Bennachie, AD 84
Sheena Blackhall
Our eagle sulks on its standard.
This morning will bring mist as thick as soup.
Ten thousand dead! Too sullen to surrender,
the few survivors melt into the trees,
into this grizzled swampland they call home.
Here even a frog's green arse soon freezes up.
Agricola, our commander, dines alone.
All night he wrote despatches in his tent
under the sharp stars, under the sky's mad eye.
My poor horse will be maggot-feed by noon,
crows flap around his belly on the moor
where Flavius is roasting plundered cattle.
It is like this, after a battle. Killing's my trade.
I am a legionnaire. I stab and murder
all in the name of Empire, at an order.
Last night I dreamt an adder left a rock,
throttled an eagle like a thin garrotte.
The purple mountain's red with tribal blood,
they made a stand, poured down the hill and lost.
The mountain bares slit flesh and twisted metal.
The natural amphitheatre of the heath
beheld the spectacle. Ah, how their women moan!
They watch us pick each loved one to the bone.
An ancient bird croaks on a wet black twig.
Marcus got him a torc that shone like gold,
cut from a corpse whose whiskers were beer-stained.
I robbed a boy who stared up to the clouds
of corn and plaid.
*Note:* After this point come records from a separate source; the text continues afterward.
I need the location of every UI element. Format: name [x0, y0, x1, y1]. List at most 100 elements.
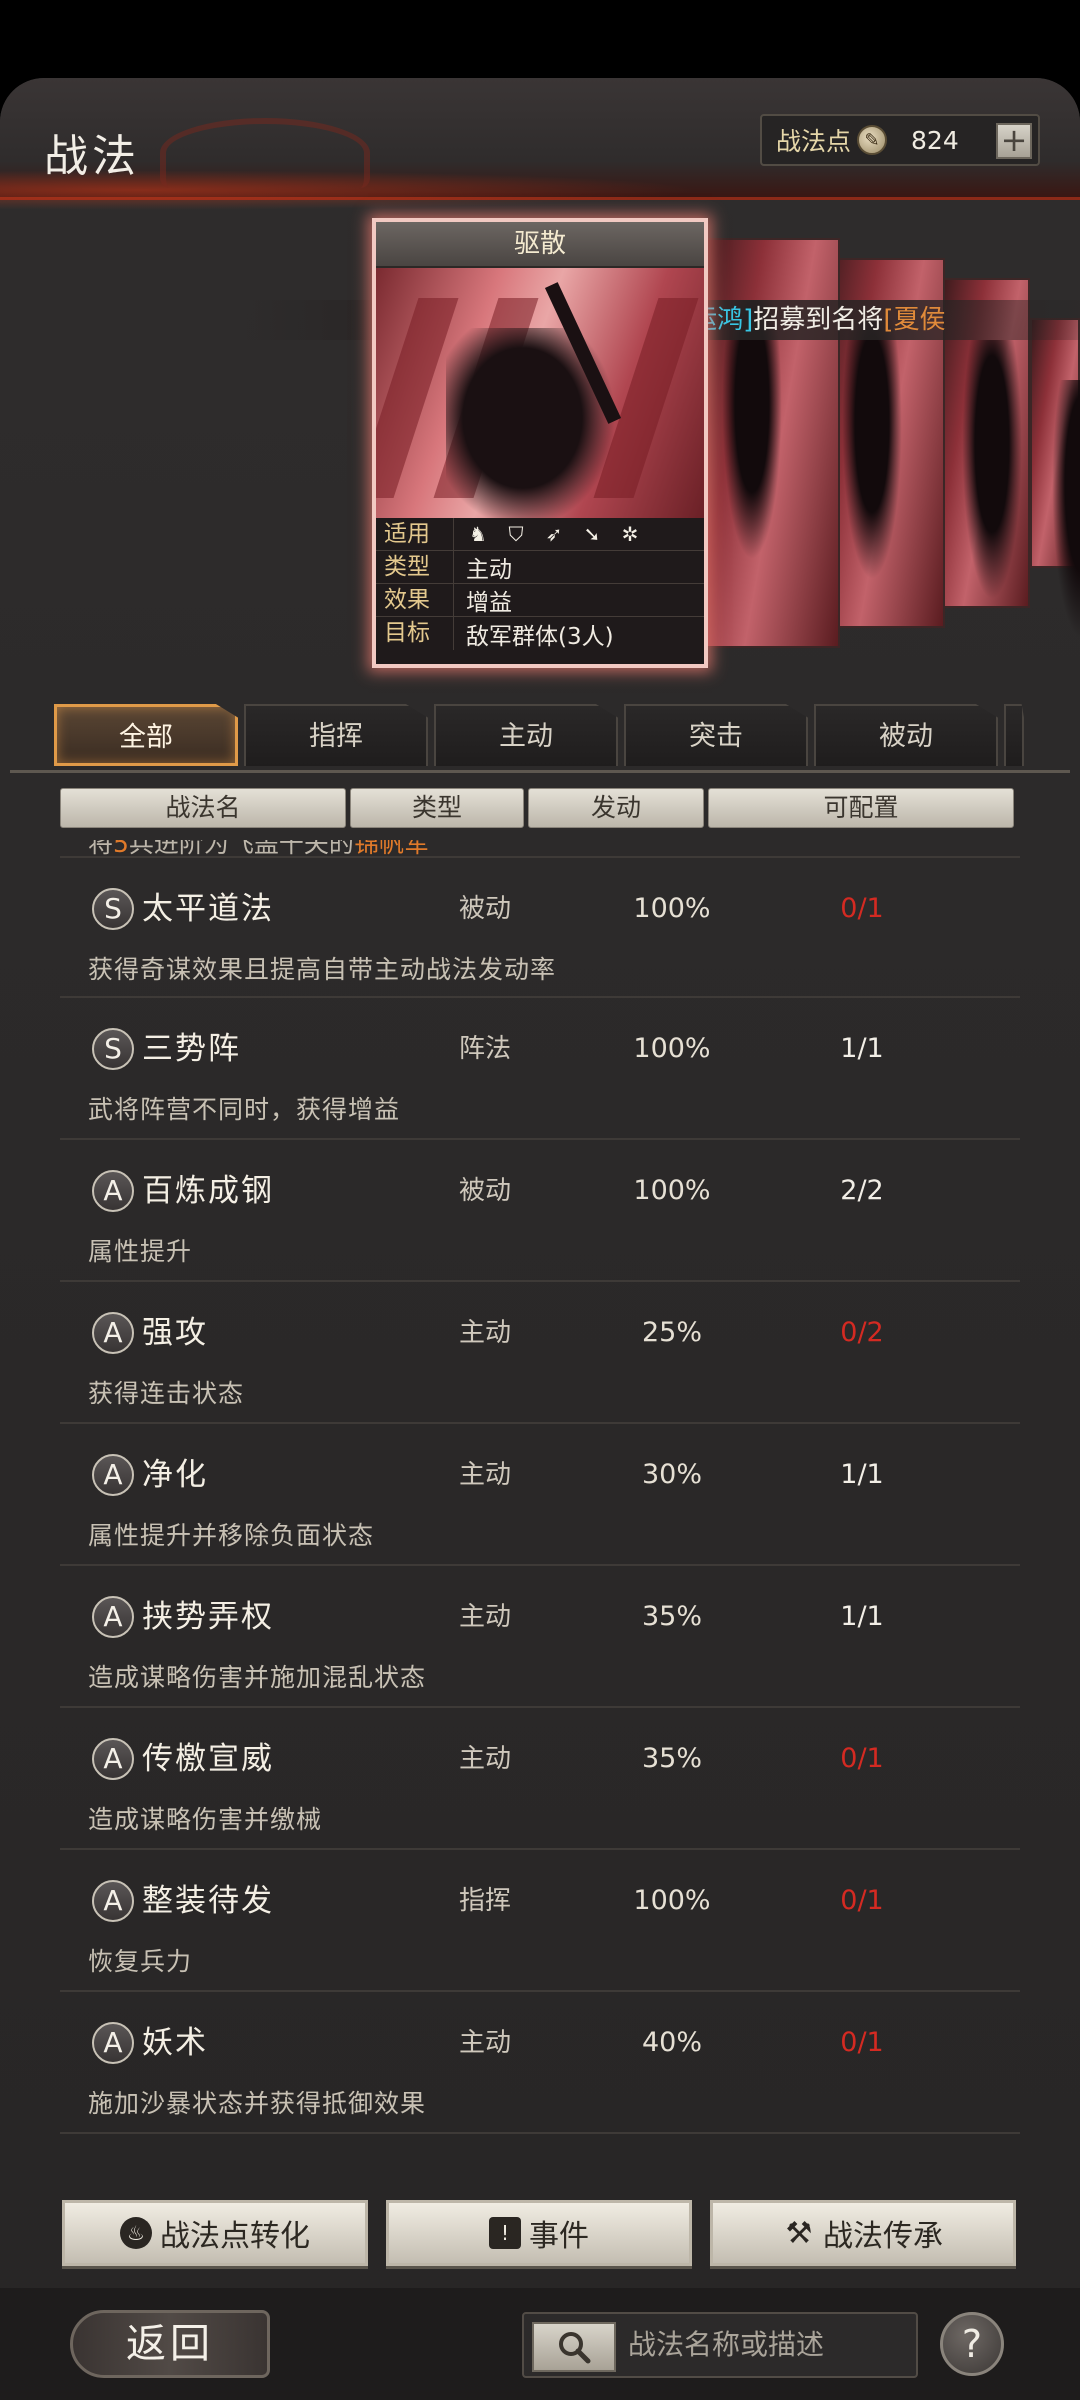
events-button[interactable]: ! 事件: [386, 2200, 692, 2266]
add-points-button[interactable]: +: [996, 123, 1032, 159]
list-item[interactable]: A 传檄宣威 主动 35% 0/1 造成谋略伤害并缴械: [60, 1708, 1020, 1850]
tactic-slots: 0/2: [840, 1317, 884, 1348]
list-item[interactable]: A 妖术 主动 40% 0/1 施加沙暴状态并获得抵御效果: [60, 1992, 1020, 2134]
help-button[interactable]: ?: [940, 2312, 1004, 2376]
column-name[interactable]: 战法名: [60, 788, 346, 828]
cavalry-icon: ♞: [469, 522, 487, 546]
tactic-type: 主动: [458, 2028, 511, 2058]
tab-active[interactable]: 主动: [434, 704, 618, 766]
tactic-name: 妖术: [142, 2025, 208, 2061]
tactic-description: 属性提升并移除负面状态: [88, 1521, 375, 1550]
tactic-rate: 35%: [641, 1601, 702, 1632]
tab-divider: [10, 770, 1070, 773]
tab-passive[interactable]: 被动: [814, 704, 998, 766]
card-title: 驱散: [376, 222, 704, 268]
stat-row-type: 类型 主动: [376, 551, 704, 584]
tactic-rate: 100%: [633, 1885, 711, 1916]
grade-badge: A: [92, 1596, 134, 1638]
tactic-rate: 40%: [641, 2027, 702, 2058]
tactic-type: 被动: [458, 894, 511, 924]
column-configurable[interactable]: 可配置: [708, 788, 1014, 828]
tab-all[interactable]: 全部: [54, 704, 238, 766]
tactic-name: 三势阵: [142, 1031, 241, 1067]
bow-icon: ➶: [545, 522, 563, 546]
list-item[interactable]: A 百炼成钢 被动 100% 2/2 属性提升: [60, 1140, 1020, 1282]
siege-icon: ✲: [621, 522, 639, 546]
screen: 战法 战法点 ✎ 824 + [左运鸿]招募到名将[夏侯 驱散: [0, 0, 1080, 2400]
tactic-name: 强攻: [142, 1315, 208, 1351]
recruit-banner: [左运鸿]招募到名将[夏侯: [655, 300, 1080, 340]
list-item[interactable]: A 强攻 主动 25% 0/2 获得连击状态: [60, 1282, 1020, 1424]
search-input[interactable]: 战法名称或描述: [628, 2314, 824, 2376]
tactic-name: 整装待发: [142, 1883, 274, 1919]
stat-row-troops: 适用 ♞ ⛉ ➶ ➘ ✲: [376, 518, 704, 551]
tactic-description: 获得连击状态: [88, 1379, 245, 1408]
header-cloud-ornament: [160, 118, 370, 188]
grade-badge: A: [92, 1170, 134, 1212]
stat-value: 敌军群体(3人): [466, 623, 614, 650]
header: 战法 战法点 ✎ 824 +: [0, 78, 1080, 210]
tactic-description: 恢复兵力: [88, 1947, 193, 1976]
convert-points-button[interactable]: ♨ 战法点转化: [62, 2200, 368, 2266]
spear-icon: ➘: [583, 522, 601, 546]
tactic-slots: 1/1: [840, 1601, 884, 1632]
card-artwork: [376, 268, 704, 518]
tactic-description: 武将阵营不同时，获得增益: [88, 1095, 401, 1124]
featured-tactic-card[interactable]: 驱散 适用 ♞ ⛉ ➶ ➘ ✲ 类型 主动 效果 增益 目标 敌军群体(3人): [372, 218, 708, 668]
column-header: 战法名 类型 发动 可配置: [60, 788, 1014, 828]
grade-badge: A: [92, 1738, 134, 1780]
tactic-slots: 0/1: [840, 893, 884, 924]
list-item[interactable]: A 净化 主动 30% 1/1 属性提升并移除负面状态: [60, 1424, 1020, 1566]
search-box[interactable]: 战法名称或描述: [522, 2312, 918, 2378]
column-rate[interactable]: 发动: [528, 788, 704, 828]
tab-more[interactable]: [1004, 704, 1024, 766]
banner-message: 招募到名将: [753, 305, 884, 335]
warrior-silhouette: [446, 328, 616, 518]
list-item[interactable]: S 太平道法 被动 100% 0/1 获得奇谋效果且提高自带主动战法发动率: [60, 856, 1020, 998]
troop-icons: ♞ ⛉ ➶ ➘ ✲: [454, 522, 642, 546]
tactic-rate: 100%: [633, 1175, 711, 1206]
carousel-card-4[interactable]: [1030, 318, 1080, 640]
grade-badge: A: [92, 1880, 134, 1922]
tactic-rate: 30%: [641, 1459, 702, 1490]
tactic-points-value: 824: [911, 125, 959, 155]
inherit-tactic-button[interactable]: ⚒ 战法传承: [710, 2200, 1016, 2266]
tactic-list[interactable]: 将5兵进阶为飞盖千夫的锦帆军 S 太平道法 被动 100% 0/1 获得奇谋效果…: [60, 840, 1020, 2250]
tactic-name: 太平道法: [142, 891, 274, 927]
back-button[interactable]: 返回: [70, 2310, 270, 2378]
tactic-slots: 0/1: [840, 1885, 884, 1916]
tactic-name: 百炼成钢: [142, 1173, 274, 1209]
stat-key: 适用: [376, 518, 454, 550]
shield-icon: ⛉: [508, 522, 524, 546]
tactic-description: 属性提升: [88, 1237, 193, 1266]
column-type[interactable]: 类型: [350, 788, 524, 828]
tactic-slots: 2/2: [840, 1175, 884, 1206]
hammer-icon: ⚒: [785, 2215, 813, 2251]
tactic-type: 指挥: [458, 1886, 511, 1916]
tactic-rate: 100%: [633, 893, 711, 924]
stat-key: 效果: [376, 584, 454, 616]
tactic-points-box: 战法点 ✎ 824 +: [760, 114, 1040, 166]
tactic-type: 主动: [458, 1744, 511, 1774]
banner-general-name: [夏侯: [883, 305, 946, 335]
tactic-rate: 100%: [633, 1033, 711, 1064]
tactic-description: 施加沙暴状态并获得抵御效果: [88, 2089, 427, 2118]
list-item[interactable]: S 三势阵 阵法 100% 1/1 武将阵营不同时，获得增益: [60, 998, 1020, 1140]
grade-badge: A: [92, 2022, 134, 2064]
tactic-type: 主动: [458, 1602, 511, 1632]
search-button[interactable]: [532, 2322, 616, 2372]
tactic-slots: 0/1: [840, 1743, 884, 1774]
tactic-name: 传檄宣威: [142, 1741, 274, 1777]
tactic-type: 主动: [458, 1460, 511, 1490]
page-title: 战法: [44, 131, 140, 182]
stat-key: 目标: [376, 617, 454, 650]
stat-row-effect: 效果 增益: [376, 584, 704, 617]
tactic-rate: 25%: [641, 1317, 702, 1348]
list-item[interactable]: A 整装待发 指挥 100% 0/1 恢复兵力: [60, 1850, 1020, 1992]
search-icon: [559, 2332, 591, 2364]
tab-assault[interactable]: 突击: [624, 704, 808, 766]
tab-command[interactable]: 指挥: [244, 704, 428, 766]
stat-row-target: 目标 敌军群体(3人): [376, 617, 704, 650]
event-book-icon: !: [489, 2217, 521, 2249]
list-item[interactable]: A 挟势弄权 主动 35% 1/1 造成谋略伤害并施加混乱状态: [60, 1566, 1020, 1708]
Relieved him of his shield
then broke his fist to see what it might yield:
the palm held peaty earth, no precious jewels.
For this, he died. For this sour scoop of soil,
fought like a baited tiger.
We won, although their carnyx bellowed like a bull
led up to Mithras for the sacred slaughter.
Each night I dream of sun, of goats, of wine,
of mother Tiber, lush and serpentine.
Each morning I awake to stinging midge,
cold eats my bones. Death, watches from the ridge.